The Country is divided administratively into 5 development regions (Far Western, Mid Western, Western, Central and Eastern region) and 75 districts. Each district is divided into a number of VDCs (Village Development Committees) and Municipalities and each VDC is divided into 9 wards (there are 3913 VDCs and 58 Municipalities in Nepal).
Nepal is classified as a least developed, low-income country with a Gross Domestic Product of US $1,490 per capita (purchasing power parity) and ranks 138th out of 177 countries in the Human Development Index. Twenty-four percent of the population lives on less than US$1 per day and 31 percent live below the national poverty line. Indicators for income level, education attainment and access to social services are poorest among ethnically marginalized and socially excluded groups including Dalits and hill Janajatis.

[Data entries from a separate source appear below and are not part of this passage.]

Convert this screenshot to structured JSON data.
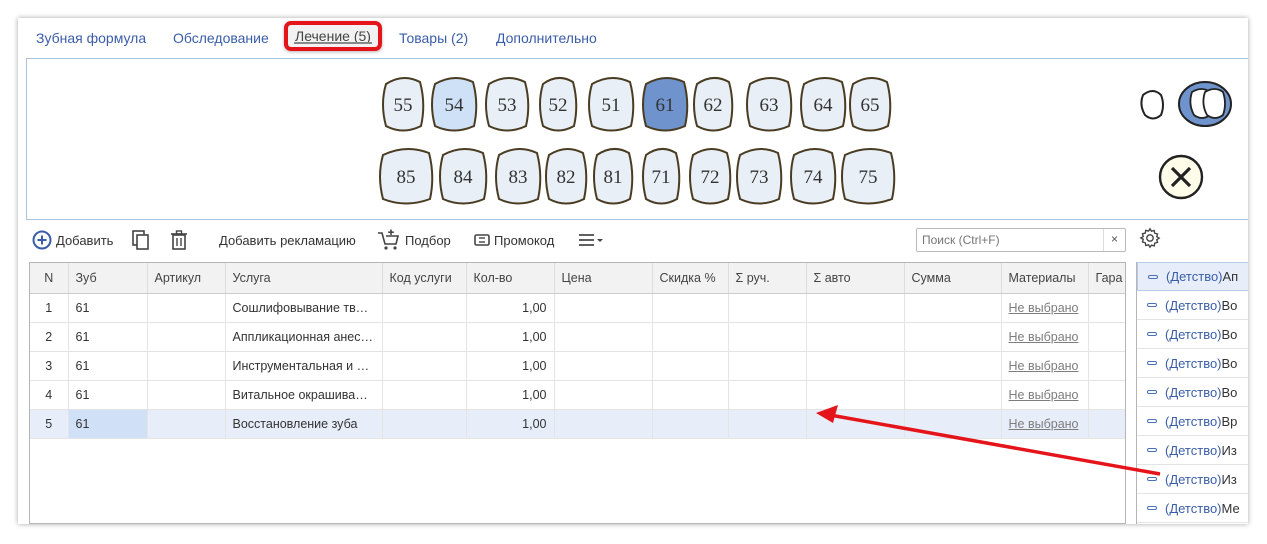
{
  "tabs": [
    {
      "label": "Зубная формула",
      "active": false
    },
    {
      "label": "Обследование",
      "active": false
    },
    {
      "label": "Лечение (5)",
      "active": true
    },
    {
      "label": "Товары (2)",
      "active": false
    },
    {
      "label": "Дополнительно",
      "active": false
    }
  ],
  "teeth": {
    "upper": [
      "55",
      "54",
      "53",
      "52",
      "51",
      "61",
      "62",
      "63",
      "64",
      "65"
    ],
    "lower": [
      "85",
      "84",
      "83",
      "82",
      "81",
      "71",
      "72",
      "73",
      "74",
      "75"
    ],
    "selected": "61",
    "highlighted": "54",
    "colors": {
      "fill": "#e9eff6",
      "selected": "#6f93cd",
      "highlighted": "#cfe1f7",
      "outline": "#4a3c22"
    }
  },
  "toolbar": {
    "add_label": "Добавить",
    "complaint_label": "Добавить рекламацию",
    "selection_label": "Подбор",
    "promo_label": "Промокод",
    "search_placeholder": "Поиск (Ctrl+F)",
    "clear_label": "×"
  },
  "table": {
    "columns": [
      "N",
      "Зуб",
      "Артикул",
      "Услуга",
      "Код услуги",
      "Кол-во",
      "Цена",
      "Скидка %",
      "Σ руч.",
      "Σ авто",
      "Сумма",
      "Материалы",
      "Гара"
    ],
    "rows": [
      {
        "n": "1",
        "tooth": "61",
        "article": "",
        "service": "Сошлифовывание твердых тканей",
        "code": "",
        "qty": "1,00",
        "price": "",
        "discount": "",
        "sum_manual": "",
        "sum_auto": "",
        "total": "",
        "materials": "Не выбрано"
      },
      {
        "n": "2",
        "tooth": "61",
        "article": "",
        "service": "Аппликационная анестезия",
        "code": "",
        "qty": "1,00",
        "price": "",
        "discount": "",
        "sum_manual": "",
        "sum_auto": "",
        "total": "",
        "materials": "Не выбрано"
      },
      {
        "n": "3",
        "tooth": "61",
        "article": "",
        "service": "Инструментальная и медикаментозная обработка",
        "code": "",
        "qty": "1,00",
        "price": "",
        "discount": "",
        "sum_manual": "",
        "sum_auto": "",
        "total": "",
        "materials": "Не выбрано"
      },
      {
        "n": "4",
        "tooth": "61",
        "article": "",
        "service": "Витальное окрашивание",
        "code": "",
        "qty": "1,00",
        "price": "",
        "discount": "",
        "sum_manual": "",
        "sum_auto": "",
        "total": "",
        "materials": "Не выбрано"
      },
      {
        "n": "5",
        "tooth": "61",
        "article": "",
        "service": "Восстановление зуба",
        "code": "",
        "qty": "1,00",
        "price": "",
        "discount": "",
        "sum_manual": "",
        "sum_auto": "",
        "total": "",
        "materials": "Не выбрано"
      }
    ],
    "selected_row": 4
  },
  "right_panel": {
    "items": [
      {
        "group": "(Детство)",
        "text": "Ап"
      },
      {
        "group": "(Детство)",
        "text": "Во"
      },
      {
        "group": "(Детство)",
        "text": "Во"
      },
      {
        "group": "(Детство)",
        "text": "Во"
      },
      {
        "group": "(Детство)",
        "text": "Во"
      },
      {
        "group": "(Детство)",
        "text": "Вр"
      },
      {
        "group": "(Детство)",
        "text": "Из"
      },
      {
        "group": "(Детство)",
        "text": "Из"
      },
      {
        "group": "(Детство)",
        "text": "Ме"
      }
    ]
  },
  "colors": {
    "accent": "#3a5da8",
    "highlight_red": "#e5141a",
    "selected_row": "#e7eefa"
  }
}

Although Nepal has experienced improvements in some health indicators including infant, under-five and maternal mortality rates, its nutrition statistics are still some of the worst in the world. Forty-five percent of children below five years are underweight and one in every second child is stunted for their age. In the hill and mountain regions of Western Nepal, chronic malnutrition rates reach as high as 76 percent and prevalence of underweight is as high as 63 percent in some areas. Wasting occurs at an alarming level across the Terai, and the incidence in some parts is over 20 percent.
Harsh terrain, geographic isolation, limited economic opportunities and lack of access to basic services and markets make living in parts of rural Nepal extremely difficult. Agriculture production is generally poor in the hills and mountains of the Mid- and Far-West Regions due to a lack of sufficient arable land, limited area under irrigation, and availability of agriculture inputs. The direct and indirect effects of conflict as well as erratic weather patterns and recurring natural disasters (i.e. drought, flooding and landslides) have further exacerbated the precarious food security situation. The 2006 small area estimation of poverty, caloric intake and malnutrition in Nepal indicates that chronic food security plagues much of Mid- and Far-Western Nepal - the areas most heavily impacted by the conflict and with the worst development indicators.
Despite this background, food security has been specifically addressed in the Nepalese policy agenda only recently. The Three Year Interim Plan (2007-2010) dedicates for the first time a separate section on food security and identifies the development/implementation of a National Food Security Policy and Programme as one of the main priorities in the planned period. In previous Governments' development plans, including the long term Agriculture Perspective Plan (APP) and the National Agricultural Policy, food security was considered and addressed indirectly. Therefore until now very little has been done to arrange a functional institutional setup to ensure food security policy formulation and implementation. In fact, very recently the National Food Security Steering Committee was established under the National Planning Commission and Food Security Coordination Group inside the Ministry of Agriculture and Cooperatives (MoAC).
Monitoring of food security should inform government and other stakeholders of the progress towards achieving the intended food security objectives and enable both short-term emergency responses and long-term strategic planning. In Nepal it is currently predominantly done by the Government through periodic crops assessments performed by MoAC, which only partially address the various dimensions of food security.